Matt Cooper discusses George Orwell with sophomores in World Literature II.

Today, Crossroads’ English curriculum bridges the classics with compelling modern works that provide students with “windows and mirrors” into characters and experiences historically not presented in literature. This emphasis on a diversity of experience and identity in our curriculum aligns with our mission and our value that “everyone has a voice, a place, and something to contribute.”

“We believe that what you read is not as important as how you read and how much you learn to love reading so we are willing to move away from a classical canon where all of the authors are dead,” says Sarah. “Dickens is great, but he is not better than Yaa Gyasi, who is writing and teaching right now. But we tend to not know because we’re versed in the classics.”

A typical syllabus at Crossroads includes works like Shakespeare, Dickens, Joyce, and Fitzgerald, as well as vocabulary lessons focused on words with Latin and Greek roots. What sets Crossroads apart is that teachers in the department work together to include books that serve as “windows and mirrors.”

Students explore other worlds through a “window,” with characters from life experiences different from theirs, connecting the humanity of their experiences. And giving Crossroads students a “mirror” means they now have the ability to see characters like themselves in compelling, challenging reading.

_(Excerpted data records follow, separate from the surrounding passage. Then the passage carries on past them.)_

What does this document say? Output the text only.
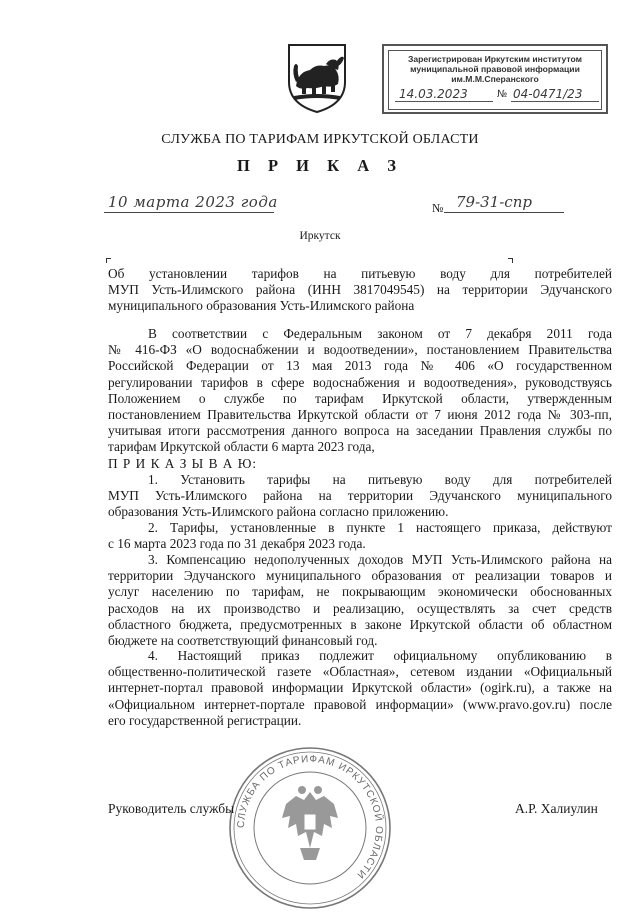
Зарегистрирован Иркутским институтом
муниципальной правовой информации
им.М.М.Сперанского
14.03.2023	№ 04-0471/23
СЛУЖБА ПО ТАРИФАМ ИРКУТСКОЙ ОБЛАСТИ
П Р И К А З
10 марта 2023 года	№ 79-31-спр
Иркутск
Об установлении тарифов на питьевую воду для потребителей
МУП Усть-Илимского района (ИНН 3817049545) на территории Эдучанского
муниципального образования Усть-Илимского района
В соответствии с Федеральным законом от 7 декабря 2011 года
№ 416-ФЗ «О водоснабжении и водоотведении», постановлением Правительства
Российской Федерации от 13 мая 2013 года № 406 «О государственном
регулировании тарифов в сфере водоснабжения и водоотведения», руководствуясь
Положением о службе по тарифам Иркутской области, утвержденным
постановлением Правительства Иркутской области от 7 июня 2012 года № 303-пп,
учитывая итоги рассмотрения данного вопроса на заседании Правления службы по
тарифам Иркутской области 6 марта 2023 года,
П Р И К А З Ы В А Ю:
1. Установить тарифы на питьевую воду для потребителей
МУП Усть-Илимского района на территории Эдучанского муниципального
образования Усть-Илимского района согласно приложению.
2. Тарифы, установленные в пункте 1 настоящего приказа, действуют
с 16 марта 2023 года по 31 декабря 2023 года.
3. Компенсацию недополученных доходов МУП Усть-Илимского района на
территории Эдучанского муниципального образования от реализации товаров и
услуг населению по тарифам, не покрывающим экономически обоснованных
расходов на их производство и реализацию, осуществлять за счет средств
областного бюджета, предусмотренных в законе Иркутской области об областном
бюджете на соответствующий финансовый год.
4. Настоящий приказ подлежит официальному опубликованию в
общественно-политической газете «Областная», сетевом издании «Официальный
интернет-портал правовой информации Иркутской области» (ogirk.ru), а также на
«Официальном интернет-портале правовой информации» (www.pravo.gov.ru) после
его государственной регистрации.
СЛУЖБА ПО ТАРИФАМ ИРКУТСКОЙ ОБЛАСТИ
Руководитель службы	А.Р. Халиулин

“Fifteen or 50 years ago, students would have never seen an African-American girl or boy on an adventure of their own,” says Sarah. “We’re seeking more stories, such as a young African-American boy who is the hero of a sci-fi story, or a young gay girl who is navigating school when all the rest of their friends are talking about their boyfriends. We’re succeeding at putting great literature in front of that experience and we can still teach them to be great readers and writers while diversifying our material.”

In middle school, students are reading a range of literature, from Homegoing by Yaa Gyasi, to Shakespeare and Steinbeck. In high school, students continue to be exposed to a wide body of contemporary and classical fiction, poetry, drama, and essays. Students are reading The Odyssey and A Thousand Splendid Suns; Frankenstein in the same year they read Refugees, and in 11th grade The Bluest Eye follows The Great Gatsby. Students who take AP Literature adhere closer to a “Great Books” curriculum in order to best prepare for the AP test in the spring.

Through exposure to a blend of contemporary and classical works and with the support of Crossroads faculty, students are able to gain a greater love for reading and develop as strong, independent, confident writers and thinkers, helping prepare them for the demands of college-level work.